This direction would actually have been easier to implement, but it's
also much less powerful and couldn't have solved the problem I tried to
solve.

It could be used for flattening simple unions and for local aliases, but
pulling things like addr.* to the top level would be impossible unless
you directly embed the fields of SocketAddress into ChardevBackend.

> >> >> I start at "human-friendly syntax should be as friendly as we can make
> >> >> it, except where we have to compromise, say for backward compatibility".
> >> >> 
> >> >> This approach embraces differences.  Mind, not differences just for
> >> >> differences sake, only where they help users.
> >> >> 
> >> >> Additionally accepting the "standard" abstract syntax is useful only
> >> >> where it helps users.
> >> >> 
> >> >> "Alternate" should be limited to human-friendly.
> >> >
> >> > I think there is a small inconsistency in this reasoning: You say that
> >> > differences must help users, but then this is not the measuring stick
> >> > you use in the next paragraph. If it were, you would be asking whether
> >> > rejecting "standard" abstract syntax helps users, rather than whether
> >> > adding it does. (Even more so because rejecting it is more work! Not
> >> > much more work, but it adds a little bit of complexity.)
> >> 
> >> Additionally accepting "standard" complicates the interface and its
> >> documentation.  Whether this helps users more than it hurts them is not
> >> obvious.
> >
> > Fair. When it's unclear for users, let's consider developers? :-)
> >
> > I really don't want to invest a lot of time and effort (and code
> > complexity) just to get "standard" rejected.
> 
> I acknowledge the existence of working code :)
> 
> If we had understood the problem back then as well as we do now, you
> might have written different code.

s/the problem/the maintainer's preferences/ ;-)

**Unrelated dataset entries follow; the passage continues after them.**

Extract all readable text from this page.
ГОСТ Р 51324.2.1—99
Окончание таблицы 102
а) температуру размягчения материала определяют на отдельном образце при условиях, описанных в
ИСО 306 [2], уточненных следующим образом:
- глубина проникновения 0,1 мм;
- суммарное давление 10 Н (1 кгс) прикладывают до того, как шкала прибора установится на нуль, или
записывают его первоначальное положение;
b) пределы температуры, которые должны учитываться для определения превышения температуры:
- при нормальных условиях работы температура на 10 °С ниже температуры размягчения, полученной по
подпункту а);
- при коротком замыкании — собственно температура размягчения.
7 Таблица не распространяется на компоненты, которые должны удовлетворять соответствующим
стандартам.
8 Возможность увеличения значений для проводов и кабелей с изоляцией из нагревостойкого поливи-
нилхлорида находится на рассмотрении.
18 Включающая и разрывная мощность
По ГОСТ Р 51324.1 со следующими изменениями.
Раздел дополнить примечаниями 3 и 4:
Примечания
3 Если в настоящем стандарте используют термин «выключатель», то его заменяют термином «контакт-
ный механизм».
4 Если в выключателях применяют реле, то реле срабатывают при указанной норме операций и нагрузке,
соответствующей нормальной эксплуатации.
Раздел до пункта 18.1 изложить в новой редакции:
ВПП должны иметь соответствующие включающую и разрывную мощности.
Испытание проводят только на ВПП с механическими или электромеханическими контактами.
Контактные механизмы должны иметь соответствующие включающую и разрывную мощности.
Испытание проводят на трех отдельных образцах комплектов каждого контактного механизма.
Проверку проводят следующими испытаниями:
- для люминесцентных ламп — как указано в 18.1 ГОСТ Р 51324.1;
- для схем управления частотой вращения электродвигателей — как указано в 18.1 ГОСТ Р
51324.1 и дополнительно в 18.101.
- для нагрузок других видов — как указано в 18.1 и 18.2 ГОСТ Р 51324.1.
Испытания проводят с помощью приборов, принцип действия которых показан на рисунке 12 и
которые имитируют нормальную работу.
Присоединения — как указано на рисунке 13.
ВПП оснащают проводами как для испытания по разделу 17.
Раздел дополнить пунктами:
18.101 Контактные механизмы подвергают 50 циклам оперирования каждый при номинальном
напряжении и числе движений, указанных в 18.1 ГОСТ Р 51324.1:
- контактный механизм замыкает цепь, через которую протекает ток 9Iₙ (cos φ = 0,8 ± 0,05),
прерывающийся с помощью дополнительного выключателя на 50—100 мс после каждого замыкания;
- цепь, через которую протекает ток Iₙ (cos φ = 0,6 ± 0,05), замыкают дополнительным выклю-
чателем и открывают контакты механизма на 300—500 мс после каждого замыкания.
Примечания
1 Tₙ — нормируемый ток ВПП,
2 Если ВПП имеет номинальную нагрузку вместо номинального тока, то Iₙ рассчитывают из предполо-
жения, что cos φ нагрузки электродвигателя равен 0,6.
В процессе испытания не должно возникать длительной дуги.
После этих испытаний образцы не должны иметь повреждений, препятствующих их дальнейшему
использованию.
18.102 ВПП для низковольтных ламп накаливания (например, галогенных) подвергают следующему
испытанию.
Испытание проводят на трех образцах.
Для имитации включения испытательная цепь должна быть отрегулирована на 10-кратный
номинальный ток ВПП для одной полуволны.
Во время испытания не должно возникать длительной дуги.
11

The implicit requirement I wasn't aware of is "there should be only one
way to express the same thing on each external interface". Aliases go
against that by their very nature - they provide a second way.

> Aliases are for *adding* "alternate" to "standard" by nature.
> 
> To get "alternate" *instead* of "standard", something else might be a
> better fit.  "T2 inherits from T1 with the following renames" comes to
> mind.

Right.

> >> >> > I guess I can go into more details once we have answered these
> >> >> > fundamental questions.
> >> >> >
> >> >> > (We could and should have talked about them and about whether you want
> >> >> > to have aliases at all a year ago, before going into detailed code
> >> >> > review and making error messages perfect in code that we might throw
> >> >> > away anyway...)
> >> >> 
> >> >> I doubt you could possibly be more right than that!
> >> >
> >> > So what questions need to be answered before we can make a decision?
> >> >
> >> > You talked a lot about how you like QMP to be different from the command
> >> > line. So is restricting aliases to the command line enough to make them
> >> > acceptable? Or do we need larger changes? Should I just throw them away
> >> > and write translation code for -chardev manually?
> >> 
> >> Fair question, but I'm out of time for right now.  Let's continue
> >> tomorrow.
> >
> > :-)
> 
> What's the smallest set of aliases sufficient to make your -chardev
> QAPIfication work?

How do you define "make the QAPIfication work"?

The -chardev conversion adds the following aliases to the schema:

* SocketAddressLegacy: Flatten a simple union (wildcard alias +
  non-local alias)

    { 'source': ['data'] },
    { 'name': 'fd', 'source': ['data', 'str'] }

* ChardevFile: Rename local member

    { 'name': 'path', 'source': ['out'] }

* ChardevHostdev: Rename local member

    { 'name': 'path', 'source': ['device'] }

* ChardevSocket: Flatten embedded struct (wildcard alias)

    { 'source': ['addr'] }

* ChardevUdp: Flatten two embedded structs with renaming (wildcard
  alias + non-local alias)

    { 'source': ['remote'] },
    { 'name': 'localaddr', 'source': ['local', 'data', 'host'] },
    { 'name': 'localport', 'source': ['local', 'data', 'port'] }

* ChardevSpiceChannel: Rename local member

    { 'name': 'name', 'source': ['type'] }

* ChardevSpicePort: Rename local member

    { 'name': 'name', 'source': ['fqdn'] }

* ChardevBackend: Flatten a simple union (wildcard alias)

    { 'source': ['data'] }

* ChardevOptions: Flatten embedded struct (wildcard alias)

    { 'source': ['backend'] }

The deeper they are nested in the type hierarchy, especially when unions
with different variants come into play, the nastier they are to replace
with C code. The C code stays the simplest if all of the aliases are
there, and it gets uglier the more of them you leave out.

I don't know your idea of "sufficient", so I'll leave mapping that to a
scale of sufficiency to you.

Kevin